I was hanging out with Dave Morrison, their drummer. Their ex-drummer. He didn’t seem too sad about the whole thing. He had a good job, was married, with kids on the way. Anyway, we were drinking beer and smoking pot in my house when Dave said, “Shit, look!” and pointed toward my front window. It was snowing, hard, the way it rarely does in Cincinnati. I could barely see out the window. “I’ll get the Frisbee,” Dave said, and then sprinted out my front door and to his house, two doors down. I didn’t know what the hell was going on; we had never mentioned Frisbee in general, let alone “the Frisbee.” But I put on my shoes and walked outside.
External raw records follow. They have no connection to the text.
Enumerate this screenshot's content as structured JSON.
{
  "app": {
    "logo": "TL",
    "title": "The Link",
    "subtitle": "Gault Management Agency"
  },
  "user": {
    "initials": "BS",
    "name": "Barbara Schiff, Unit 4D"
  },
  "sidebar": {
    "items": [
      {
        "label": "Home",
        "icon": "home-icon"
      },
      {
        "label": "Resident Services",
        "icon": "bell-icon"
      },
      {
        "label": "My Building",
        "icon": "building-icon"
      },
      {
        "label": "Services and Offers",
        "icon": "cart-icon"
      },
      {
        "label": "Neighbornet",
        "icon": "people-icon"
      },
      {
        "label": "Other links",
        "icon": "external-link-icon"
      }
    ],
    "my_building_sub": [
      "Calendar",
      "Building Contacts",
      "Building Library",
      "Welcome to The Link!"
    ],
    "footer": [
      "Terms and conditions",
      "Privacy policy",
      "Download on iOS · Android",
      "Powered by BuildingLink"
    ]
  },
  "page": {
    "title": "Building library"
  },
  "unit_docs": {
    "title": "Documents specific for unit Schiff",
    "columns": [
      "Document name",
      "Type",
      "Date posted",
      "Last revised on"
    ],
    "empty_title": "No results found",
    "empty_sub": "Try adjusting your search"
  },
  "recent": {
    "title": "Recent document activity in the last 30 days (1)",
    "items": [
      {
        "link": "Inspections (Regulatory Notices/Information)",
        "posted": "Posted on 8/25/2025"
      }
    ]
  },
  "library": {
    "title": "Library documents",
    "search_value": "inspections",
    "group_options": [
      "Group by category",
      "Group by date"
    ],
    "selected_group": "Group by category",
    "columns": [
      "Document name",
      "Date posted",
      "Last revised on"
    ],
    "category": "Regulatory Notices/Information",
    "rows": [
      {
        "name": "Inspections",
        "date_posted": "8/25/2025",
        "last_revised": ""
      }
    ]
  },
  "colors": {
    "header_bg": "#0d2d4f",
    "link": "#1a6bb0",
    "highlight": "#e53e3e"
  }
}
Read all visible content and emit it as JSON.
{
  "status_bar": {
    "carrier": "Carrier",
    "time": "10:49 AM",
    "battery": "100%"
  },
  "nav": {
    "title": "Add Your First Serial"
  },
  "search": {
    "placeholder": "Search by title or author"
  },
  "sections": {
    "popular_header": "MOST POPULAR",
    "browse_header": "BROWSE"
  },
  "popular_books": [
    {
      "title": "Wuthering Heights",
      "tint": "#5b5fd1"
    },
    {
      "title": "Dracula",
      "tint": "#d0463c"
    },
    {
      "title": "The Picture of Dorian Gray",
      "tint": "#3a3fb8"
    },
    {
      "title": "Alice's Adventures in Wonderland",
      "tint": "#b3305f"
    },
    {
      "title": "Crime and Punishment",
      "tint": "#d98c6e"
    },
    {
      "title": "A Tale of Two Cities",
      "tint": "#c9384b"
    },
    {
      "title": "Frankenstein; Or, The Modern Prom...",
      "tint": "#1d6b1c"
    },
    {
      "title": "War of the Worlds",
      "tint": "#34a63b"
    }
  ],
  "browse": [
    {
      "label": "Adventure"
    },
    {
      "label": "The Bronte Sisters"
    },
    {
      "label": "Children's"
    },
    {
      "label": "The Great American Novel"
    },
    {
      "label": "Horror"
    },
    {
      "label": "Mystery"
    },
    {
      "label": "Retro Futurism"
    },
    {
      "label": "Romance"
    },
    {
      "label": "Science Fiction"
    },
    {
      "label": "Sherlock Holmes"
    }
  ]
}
Dave was already standing in the parking lot across the street, the parking lot where the kid had hurled the ball and the other kid had called him a “dink.” It was covered with snow, and the snow was falling so hard that I could barely see Dave. Remember, he was tall. It was like seeing Sasquatch through the winter gloaming, holding a Wham-O. I ran across the street and he threw it to me and I did not catch it, because I was high and drunk and it was dark and snowing and there was almost no visibility and I did not play Frisbee. I picked up the Frisbee and threw it back to Dave and he also did not catch it. We threw the Frisbee around for maybe fifteen minutes and it’s possible that neither of us once caught the thing. But I was so happy. I never wanted to lose that feeling, although of course I did. But when I say “the feeling,” I mean the feeling you shouldn’t have about the thing you didn’t know you wanted to be doing.